Inside the New Gucci Archive in Florence With Its Maestro Alessandro Michele

The idea of a journey definitely comes to mind when you tour the archive, which feels like a modern wunderkammer. The Serapis room in particular is rather spectacular : the metallic parallelepipedon at its center opens up mechanically like a treasure chest, revealing inside the bespoke outfits you’ve designed for Bjork, Florence Welch, or Lana del Rey. It’s reminiscent of the stage sets of baroque theater and their marvelous mechanical machines, isn’t it?

A.M. Indeed. The idea of the wunderkammer is linked to that of travel and, yes, the mechanical box is rather theatrical. I think that fashion is a sort of theater—not in the baroque sense of inducing a sense of wonder, shock, and magnificence, but in that fashion is something that moves, it has an inherent movement, it isn’t still. Fashion objects compose and recompose like our lives. The mechanical box in the Serapis room has certainly to do with the stage outfits it conceals or reveals, but it’s also a metaphor of the lives of those outfits, which is deeply linked to that of the women who wore them. And I like things that apparently seem like one thing and then become another. Lately I’ve been giving much thought to the idea of ambiguity, which is fashion’s most beautiful quality. Ambiguity doesn’t only refer to gender; according to its etymological roots, no one is just one thing but every personality is mercurial, changeable. This is the nature of fashion, and the objects housed in this archive are intrinsically ambiguous, they’ve been inherited from the past but they’re present today in their three-dimensional physical form. You can actually touch them, and metaphorically it’s like if you were touching the past, which has a sort of ambiguous, fascinating connotation.

Talking about the past, its value is being questioned today. Young generations seem to acknowledge only the here and now. To know the past doesn’t seem a necessary tool to understand the present. Making Gucci’s history visible to be read and passed on to young generations—was it one of the purposes of opening the archive?

A.M.: I have an everyday dialogue with the past, which for me has full existence and presence. It just doesn’t make sense to say that the past doesn’t have a dialogue with us; if in this instant I go out the door to take a walk in the Santo Spirito neighborhood, I’m surrounded more by what has been than by what will be. The past is an essential, inescapable constituent of the present. For me, the past is the present—this is my constant assumption. In my creative practice I’m not recovering or recapturing the past. I don’t like to say that I’m recovering the past, because this past is a present that I live always.
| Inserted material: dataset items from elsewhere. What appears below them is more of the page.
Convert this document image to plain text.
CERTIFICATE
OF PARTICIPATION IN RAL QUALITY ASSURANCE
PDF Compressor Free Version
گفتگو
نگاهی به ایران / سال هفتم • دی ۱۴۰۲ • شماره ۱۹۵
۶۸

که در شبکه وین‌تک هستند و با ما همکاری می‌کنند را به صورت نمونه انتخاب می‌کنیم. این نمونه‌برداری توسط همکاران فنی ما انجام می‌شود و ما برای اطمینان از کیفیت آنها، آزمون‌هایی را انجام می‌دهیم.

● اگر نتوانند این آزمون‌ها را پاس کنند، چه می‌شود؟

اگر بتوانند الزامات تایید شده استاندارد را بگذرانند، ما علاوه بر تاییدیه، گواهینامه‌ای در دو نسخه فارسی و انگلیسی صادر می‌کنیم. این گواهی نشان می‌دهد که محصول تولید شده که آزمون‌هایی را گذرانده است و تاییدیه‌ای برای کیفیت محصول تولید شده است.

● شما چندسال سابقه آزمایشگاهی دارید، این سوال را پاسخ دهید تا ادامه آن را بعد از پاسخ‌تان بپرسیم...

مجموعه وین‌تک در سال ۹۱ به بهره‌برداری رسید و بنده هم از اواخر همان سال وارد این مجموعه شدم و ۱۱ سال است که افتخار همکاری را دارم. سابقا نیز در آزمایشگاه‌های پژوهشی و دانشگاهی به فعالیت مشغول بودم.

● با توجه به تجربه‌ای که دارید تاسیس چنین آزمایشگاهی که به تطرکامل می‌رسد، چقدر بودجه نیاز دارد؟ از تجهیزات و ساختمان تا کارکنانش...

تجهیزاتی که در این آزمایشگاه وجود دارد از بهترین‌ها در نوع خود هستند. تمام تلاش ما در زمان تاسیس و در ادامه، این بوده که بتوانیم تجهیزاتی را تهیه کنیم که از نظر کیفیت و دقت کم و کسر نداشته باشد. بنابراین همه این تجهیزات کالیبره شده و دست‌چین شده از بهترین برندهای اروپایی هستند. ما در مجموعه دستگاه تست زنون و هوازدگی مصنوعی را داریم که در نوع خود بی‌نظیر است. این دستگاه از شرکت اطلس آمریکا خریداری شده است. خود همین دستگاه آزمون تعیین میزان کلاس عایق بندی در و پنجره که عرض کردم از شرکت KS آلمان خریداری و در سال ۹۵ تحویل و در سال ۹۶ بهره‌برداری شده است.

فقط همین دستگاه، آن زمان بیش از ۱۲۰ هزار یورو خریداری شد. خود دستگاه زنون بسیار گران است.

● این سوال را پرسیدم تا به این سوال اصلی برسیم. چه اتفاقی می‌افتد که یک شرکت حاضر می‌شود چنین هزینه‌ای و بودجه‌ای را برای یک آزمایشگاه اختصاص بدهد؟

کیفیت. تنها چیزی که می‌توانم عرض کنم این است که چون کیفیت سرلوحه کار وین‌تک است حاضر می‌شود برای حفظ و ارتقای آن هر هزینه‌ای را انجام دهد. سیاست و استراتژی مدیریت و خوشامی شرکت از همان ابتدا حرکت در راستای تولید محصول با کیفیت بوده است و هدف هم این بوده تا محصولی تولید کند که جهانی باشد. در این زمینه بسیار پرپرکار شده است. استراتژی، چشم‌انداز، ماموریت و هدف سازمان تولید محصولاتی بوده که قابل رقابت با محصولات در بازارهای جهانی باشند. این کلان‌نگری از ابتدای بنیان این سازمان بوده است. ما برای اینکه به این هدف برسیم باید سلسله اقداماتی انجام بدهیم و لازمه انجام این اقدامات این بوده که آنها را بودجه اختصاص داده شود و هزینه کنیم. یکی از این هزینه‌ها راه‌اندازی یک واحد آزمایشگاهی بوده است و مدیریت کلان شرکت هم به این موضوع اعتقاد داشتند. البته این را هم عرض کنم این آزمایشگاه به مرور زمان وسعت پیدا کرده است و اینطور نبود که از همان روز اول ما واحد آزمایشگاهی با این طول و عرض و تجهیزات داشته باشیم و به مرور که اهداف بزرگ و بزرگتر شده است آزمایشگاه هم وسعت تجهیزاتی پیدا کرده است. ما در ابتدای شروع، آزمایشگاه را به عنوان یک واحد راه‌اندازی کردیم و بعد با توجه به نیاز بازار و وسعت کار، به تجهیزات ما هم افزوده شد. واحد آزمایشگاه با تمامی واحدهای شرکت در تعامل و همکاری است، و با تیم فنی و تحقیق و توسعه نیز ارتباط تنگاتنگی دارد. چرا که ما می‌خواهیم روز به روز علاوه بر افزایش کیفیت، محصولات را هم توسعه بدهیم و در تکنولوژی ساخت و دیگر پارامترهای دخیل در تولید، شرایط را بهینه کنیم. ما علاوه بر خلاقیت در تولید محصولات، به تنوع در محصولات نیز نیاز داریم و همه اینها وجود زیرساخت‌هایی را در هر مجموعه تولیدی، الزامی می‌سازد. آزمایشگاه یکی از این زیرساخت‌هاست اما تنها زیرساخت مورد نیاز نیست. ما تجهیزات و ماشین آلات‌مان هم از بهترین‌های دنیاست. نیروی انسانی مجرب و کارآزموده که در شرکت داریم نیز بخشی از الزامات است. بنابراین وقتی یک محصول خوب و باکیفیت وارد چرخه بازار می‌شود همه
I myself am a past that speaks to today. The elimination of the past, to erase it—it’s an unnatural process. My partner Vanni has made me understand that I’m using the past as a fuel; it depends on which chemical reagent you put it in contact with. For me the past is a formidable entity, I breathe it like something which exists today. The way I use vintage—it’s like a bridge, if I have to cross a river, will I have to have a bridge to reach the place I want to reach, or not? We’re all on that bridge; let’s see where it leads us. So I invite young people not to be fooled by the bi-dimensional life we live today, but to observe things with care, more deeply and accurately. The dialogue with the past generates great seeds of knowledge. The future we all talk about is perhaps less fascinating than the present, which instead is full and rich with experience—every single minute of it. The patrimony of a fashion brand like Gucci… its rich legacy speaks to you. It’s up to you to listen to it or not. But relationships don’t last very long if you don’t listen and speak to each other.